Schmidheiny era stato rinviato a giudizio dal giudice per l’udienza preliminare di Vercelli, tribunale competente sull’area di Casale Monferrato. Pochi giorni prima di quella decisione l’imprenditore aveva rilasciato un’intervista alla Neue Zürcher Zeitung Sonntag, edizione domenicale del quotidiano di Zurigo, a cui confidava: “Mi sono reso conto di provare dentro di me un odio per gli italiani e che io sono il solo a soffrire per questo. Ho lavorato in modo mirato sulla situazione. E quando oggi penso all’Italia provo solo compassione per tutte le persone buone e oneste che sono costrette a vivere in questo Stato fallito”. Al giornale spiegava che “per risolvere il problema dell’amianto abbiamo fatto tutto il possibile e quanto era ragionevolmente esigibile secondo lo stato delle conoscenze di allora”. Una spiegazione che Schmidheiny non ha mai fornito dal vivo ai magistrati italiani, né ai cittadini.

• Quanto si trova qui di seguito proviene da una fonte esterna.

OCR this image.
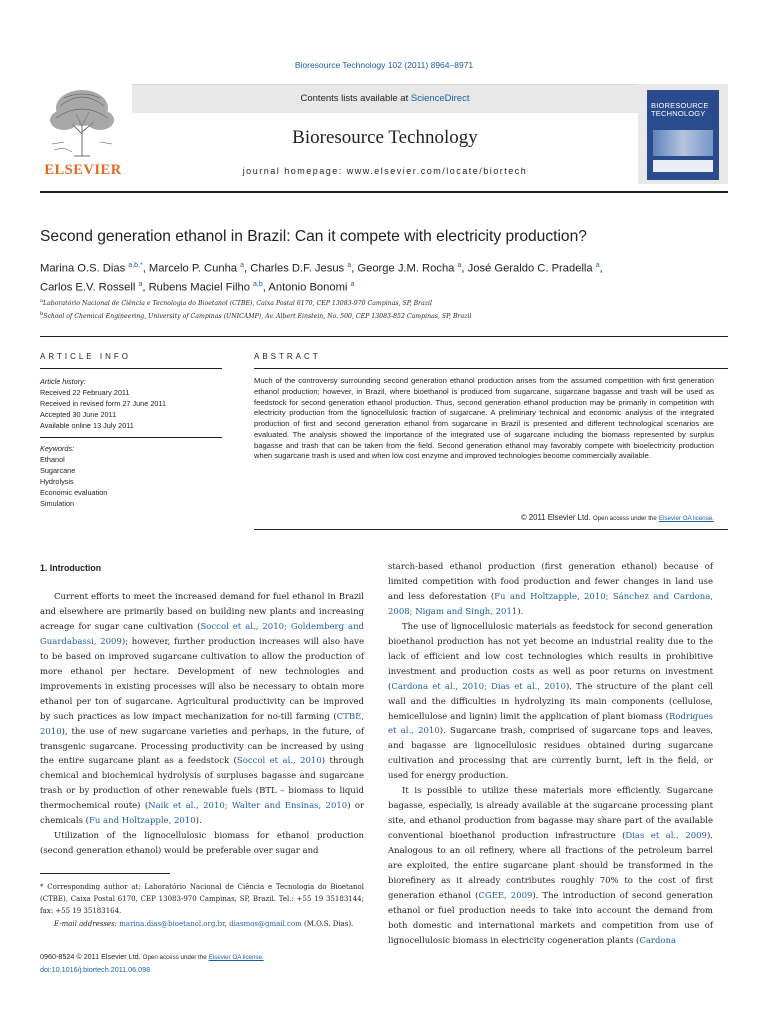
Bioresource Technology 102 (2011) 8964–8971
ELSEVIER
Contents lists available at ScienceDirect
Bioresource Technology
journal homepage: www.elsevier.com/locate/biortech
BIORESOURCE TECHNOLOGY
Second generation ethanol in Brazil: Can it compete with electricity production?
Marina O.S. Dias $^{a,b,*}$, Marcelo P. Cunha $^a$, Charles D.F. Jesus $^a$, George J.M. Rocha $^a$, José Geraldo C. Pradella $^a$,
Carlos E.V. Rossell $^a$, Rubens Maciel Filho $^{a,b}$, Antonio Bonomi $^a$
$^a$Laboratório Nacional de Ciência e Tecnologia do Bioetanol (CTBE), Caixa Postal 6170, CEP 13083-970 Campinas, SP, Brazil
$^b$School of Chemical Engineering, University of Campinas (UNICAMP), Av. Albert Einstein, No. 500, CEP 13083-852 Campinas, SP, Brazil
ARTICLE INFO	ABSTRACT
Article history:
Received 22 February 2011
Received in revised form 27 June 2011
Accepted 30 June 2011
Available online 13 July 2011
Keywords:
Ethanol
Sugarcane
Hydrolysis
Economic evaluation
Simulation
Much of the controversy surrounding second generation ethanol production arises from the assumed competition with first generation ethanol production; however, in Brazil, where bioethanol is produced from sugarcane, sugarcane bagasse and trash will be used as feedstock for second generation ethanol production. Thus, second generation ethanol production may be primarily in competition with electricity production from the lignocellulosic fraction of sugarcane. A preliminary technical and economic analysis of the integrated production of first and second generation ethanol from sugarcane in Brazil is presented and different technological scenarios are evaluated. The analysis showed the importance of the integrated use of sugarcane including the biomass represented by surplus bagasse and trash that can be taken from the field. Second generation ethanol may favorably compete with bioelectricity production when sugarcane trash is used and when low cost enzyme and improved technologies become commercially available.
© 2011 Elsevier Ltd. Open access under the Elsevier OA license.
1. Introduction
Current efforts to meet the increased demand for fuel ethanol in Brazil and elsewhere are primarily based on building new plants and increasing acreage for sugar cane cultivation (Soccol et al., 2010; Goldemberg and Guardabassi, 2009); however, further production increases will also have to be based on improved sugarcane cultivation to allow the production of more ethanol per hectare. Development of new technologies and improvements in existing processes will also be necessary to obtain more ethanol per ton of sugarcane. Agricultural productivity can be improved by such practices as low impact mechanization for no-till farming (CTBE, 2010), the use of new sugarcane varieties and perhaps, in the future, of transgenic sugarcane. Processing productivity can be increased by using the entire sugarcane plant as a feedstock (Soccol et al., 2010) through chemical and biochemical hydrolysis of surpluses bagasse and sugarcane trash or by production of other renewable fuels (BTL – biomass to liquid thermochemical route) (Naik et al., 2010; Walter and Ensinas, 2010) or chemicals (Fu and Holtzapple, 2010).
Utilization of the lignocellulosic biomass for ethanol production (second generation ethanol) would be preferable over sugar and
starch-based ethanol production (first generation ethanol) because of limited competition with food production and fewer changes in land use and less deforestation (Fu and Holtzapple, 2010; Sánchez and Cardona, 2008; Nigam and Singh, 2011).
The use of lignocellulosic materials as feedstock for second generation bioethanol production has not yet become an industrial reality due to the lack of efficient and low cost technologies which results in prohibitive investment and production costs as well as poor returns on investment (Cardona et al., 2010; Dias et al., 2010). The structure of the plant cell wall and the difficulties in hydrolyzing its main components (cellulose, hemicellulose and lignin) limit the application of plant biomass (Rodrigues et al., 2010). Sugarcane trash, comprised of sugarcane tops and leaves, and bagasse are lignocellulosic residues obtained during sugarcane cultivation and processing that are currently burnt, left in the field, or used for energy production.
It is possible to utilize these materials more efficiently. Sugarcane bagasse, especially, is already available at the sugarcane processing plant site, and ethanol production from bagasse may share part of the available conventional bioethanol production infrastructure (Dias et al., 2009). Analogous to an oil refinery, where all fractions of the petroleum barrel are exploited, the entire sugarcane plant should be transformed in the biorefinery as it already contributes roughly 70% to the cost of first generation ethanol (CGEE, 2009). The introduction of second generation ethanol or fuel production needs to take into account the demand from both domestic and international markets and competition from use of lignocellulosic biomass in electricity cogeneration plants (Cardona
* Corresponding author at: Laboratório Nacional de Ciência e Tecnologia do Bioetanol (CTBE), Caixa Postal 6170, CEP 13083-970 Campinas, SP, Brazil. Tel.: +55 19 35183144; fax: +55 19 35183164.
E-mail addresses: marina.dias@bioetanol.org.br, diasmos@gmail.com (M.O.S. Dias).
0960-8524 © 2011 Elsevier Ltd. Open access under the Elsevier OA license.
doi:10.1016/j.biortech.2011.06.098
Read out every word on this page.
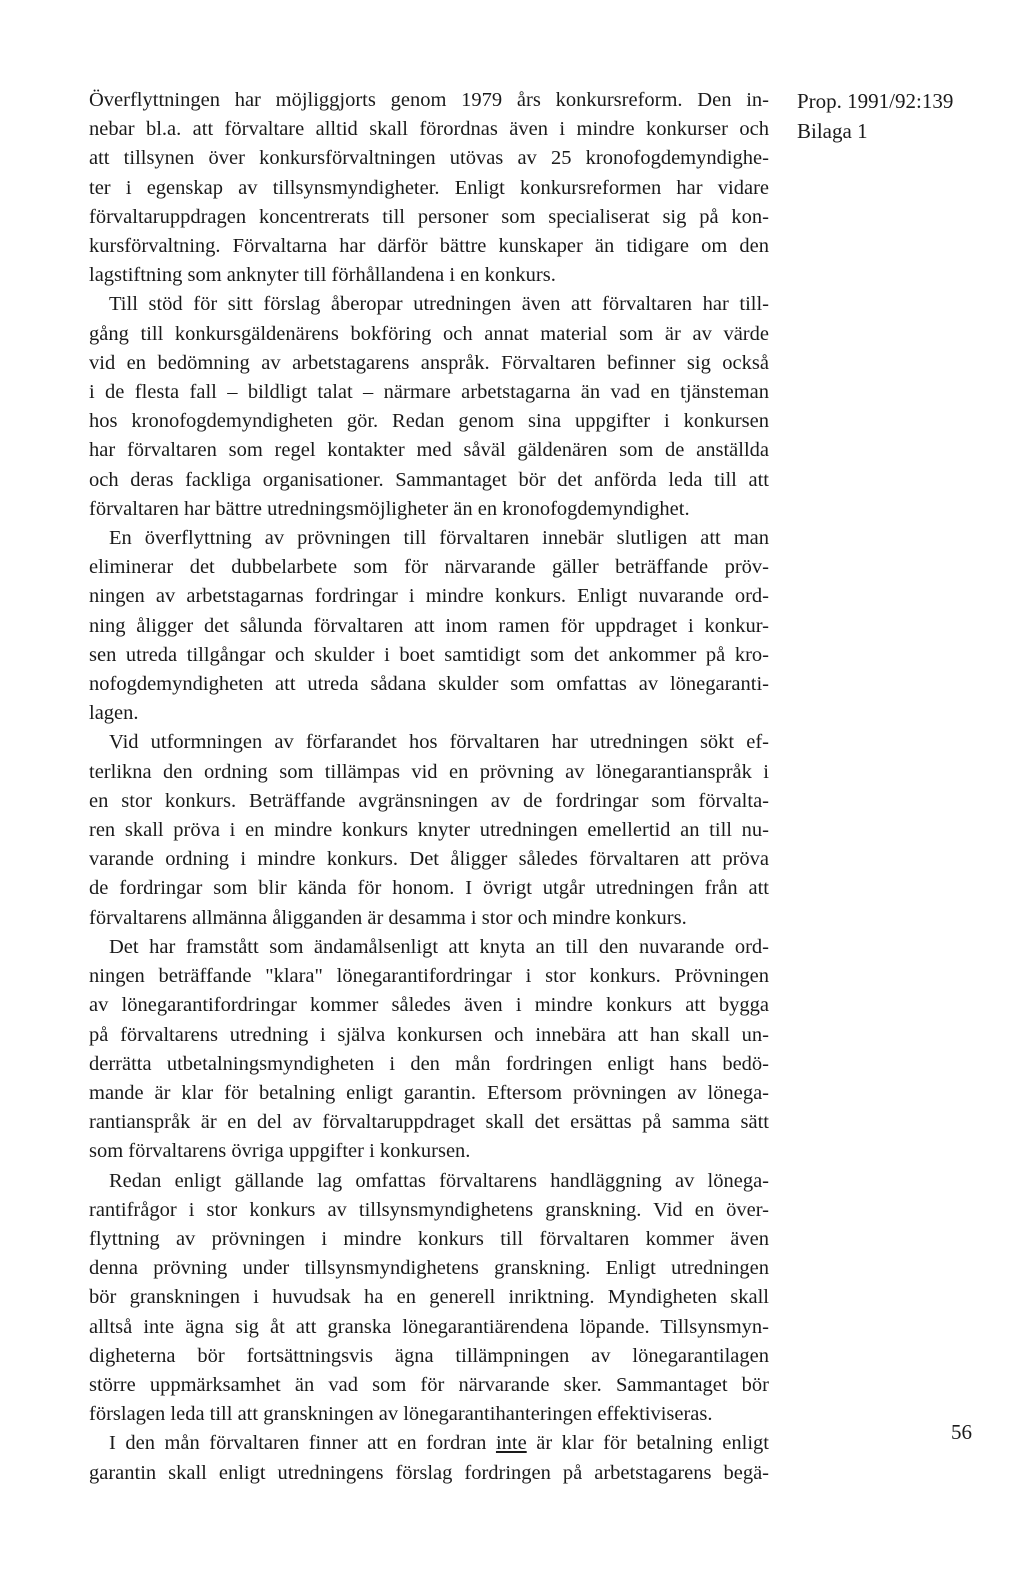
Överflyttningen har möjliggjorts genom 1979 års konkursreform. Den in-
nebar bl.a. att förvaltare alltid skall förordnas även i mindre konkurser och
att tillsynen över konkursförvaltningen utövas av 25 kronofogdemyndighe-
ter i egenskap av tillsynsmyndigheter. Enligt konkursreformen har vidare
förvaltaruppdragen koncentrerats till personer som specialiserat sig på kon-
kursförvaltning. Förvaltarna har därför bättre kunskaper än tidigare om den
lagstiftning som anknyter till förhållandena i en konkurs.
Till stöd för sitt förslag åberopar utredningen även att förvaltaren har till-
gång till konkursgäldenärens bokföring och annat material som är av värde
vid en bedömning av arbetstagarens anspråk. Förvaltaren befinner sig också
i de flesta fall – bildligt talat – närmare arbetstagarna än vad en tjänsteman
hos kronofogdemyndigheten gör. Redan genom sina uppgifter i konkursen
har förvaltaren som regel kontakter med såväl gäldenären som de anställda
och deras fackliga organisationer. Sammantaget bör det anförda leda till att
förvaltaren har bättre utredningsmöjligheter än en kronofogdemyndighet.
En överflyttning av prövningen till förvaltaren innebär slutligen att man
eliminerar det dubbelarbete som för närvarande gäller beträffande pröv-
ningen av arbetstagarnas fordringar i mindre konkurs. Enligt nuvarande ord-
ning åligger det sålunda förvaltaren att inom ramen för uppdraget i konkur-
sen utreda tillgångar och skulder i boet samtidigt som det ankommer på kro-
nofogdemyndigheten att utreda sådana skulder som omfattas av lönegaranti-
lagen.
Vid utformningen av förfarandet hos förvaltaren har utredningen sökt ef-
terlikna den ordning som tillämpas vid en prövning av lönegarantianspråk i
en stor konkurs. Beträffande avgränsningen av de fordringar som förvalta-
ren skall pröva i en mindre konkurs knyter utredningen emellertid an till nu-
varande ordning i mindre konkurs. Det åligger således förvaltaren att pröva
de fordringar som blir kända för honom. I övrigt utgår utredningen från att
förvaltarens allmänna åligganden är desamma i stor och mindre konkurs.
Det har framstått som ändamålsenligt att knyta an till den nuvarande ord-
ningen beträffande "klara" lönegarantifordringar i stor konkurs. Prövningen
av lönegarantifordringar kommer således även i mindre konkurs att bygga
på förvaltarens utredning i själva konkursen och innebära att han skall un-
derrätta utbetalningsmyndigheten i den mån fordringen enligt hans bedö-
mande är klar för betalning enligt garantin. Eftersom prövningen av lönega-
rantianspråk är en del av förvaltaruppdraget skall det ersättas på samma sätt
som förvaltarens övriga uppgifter i konkursen.
Redan enligt gällande lag omfattas förvaltarens handläggning av lönega-
rantifrågor i stor konkurs av tillsynsmyndighetens granskning. Vid en över-
flyttning av prövningen i mindre konkurs till förvaltaren kommer även
denna prövning under tillsynsmyndighetens granskning. Enligt utredningen
bör granskningen i huvudsak ha en generell inriktning. Myndigheten skall
alltså inte ägna sig åt att granska lönegarantiärendena löpande. Tillsynsmyn-
digheterna bör fortsättningsvis ägna tillämpningen av lönegarantilagen
större uppmärksamhet än vad som för närvarande sker. Sammantaget bör
förslagen leda till att granskningen av lönegarantihanteringen effektiviseras.
I den mån förvaltaren finner att en fordran inte är klar för betalning enligt
garantin skall enligt utredningens förslag fordringen på arbetstagarens begä-
Prop. 1991/92:139
Bilaga 1
56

Sarà un processo molto complesso, visto l’andamento delle sentenze in materia di morti da amianto. “Noi ci auguriamo che il sistema giudiziario italiano affermi la giustizia dopo un ritardo incredibile e dopo anni di lavoro dei magistrati di Torino – continua Pesce –. Il disastro teneva conto della condotta dei proprietari, ma la Cassazione ha dimostrato, sia per le lacune normative, sia per gli spazi interpretativi, di preferire il diritto alla giustizia. È giusto pensare al diritto, ma viene da chiedersi perché si pensi sempre soltanto a quello degli imputati e non ai diritti delle vittime. Tra l’altro, ha dichiarato il reato prescritto prima ancora che si verificasse il picco dei casi di mesotelioma, previsto per questi anni”.
Alcuni familiari delle vittime non hanno avuto nessun risarcimento, mentre altri – dopo la sentenza definitiva – hanno avuto qualcosa: “I legali di Schmidheiny hanno offerto cifre modeste e molte persone le hanno accettate rinunciando a eventuali cause contro di lui, le sue società, i suoi familiari e i suoi eredi”, prosegue Pesce. Lui e l’Afeva non perdono però la fiducia nella giustizia: “Non so quando arriveremo alla fine, ma mi auguro che al termine di tutto alcuni casi non siano ancora prescritti. Spero possano esserci sanzioni capaci di dire che non si doveva fare così e non si deve fare così, né in Italia, né nel resto del mondo”.